Tuesday, 30 August 2016
Last updated 14 hours ago
Oct 25 2013 | 12:53pm ET
Pershing Square Capital Management is doing something that it's had precious little opportunity to engage in recently: profit-taking.
The New York-based hedge fund announced that it had sold a chunk of its stake in Canadian Pacific Railway, whose stock has soared since Pershing Square won two board seats last year. The hedge fund's investment has nearly tripled in value since it began buying shares in 2011, amounting to a US$2 billion profit.
Pershing Square announced in June that it would sell 7 million shares over the course of a year.
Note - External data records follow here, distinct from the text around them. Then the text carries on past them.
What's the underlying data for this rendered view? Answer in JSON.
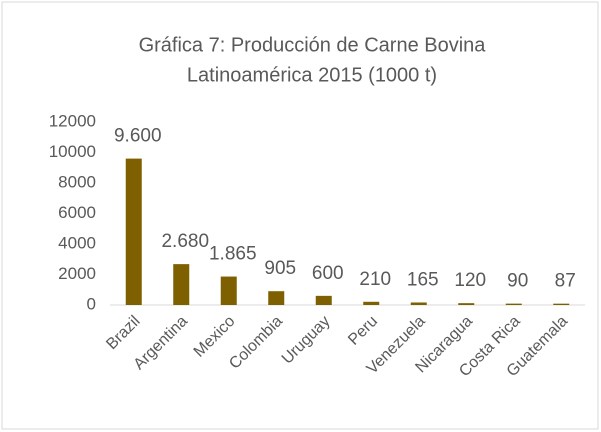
{
  "chart_data": {
    "type": "bar",
    "title": [
      "Gráfica 7: Producción de Carne Bovina",
      "Latinoamérica 2015 (1000 t)"
    ],
    "categories": [
      "Brazil",
      "Argentina",
      "Mexico",
      "Colombia",
      "Uruguay",
      "Peru",
      "Venezuela",
      "Nicaragua",
      "Costa Rica",
      "Guatemala"
    ],
    "values": [
      9600,
      2680,
      1865,
      905,
      600,
      210,
      165,
      120,
      90,
      87
    ],
    "value_labels": [
      "9.600",
      "2.680",
      "1.865",
      "905",
      "600",
      "210",
      "165",
      "120",
      "90",
      "87"
    ],
    "color": "#7f6000",
    "ylim": [
      0,
      12000
    ],
    "yticks": [
      0,
      2000,
      4000,
      6000,
      8000,
      10000,
      12000
    ],
    "grid": false
  }
}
But after unloading a million of the them over the last four months, it succumbed to pressure from analysts and other investors, who feared the projected sales would weigh on its share price.
Bank of America Merrill Lynch, Credit Suisse and Morgan Stanley arranged the sale, which netted about US$800 million.
Pershing Square remains CP's largest shareholder with a 9.8% stake, and both Ackman and Pershing Square partner Paul Hilal will remain on the company's board.
The sale adds to Pershing Square's growing cash horde. The firm has been hit hard by the poor performance of its investment in J.C. Penney Co. and its huge short against nutritional supplements company Herbalife, but performance has picked up this month, investors told Reuters.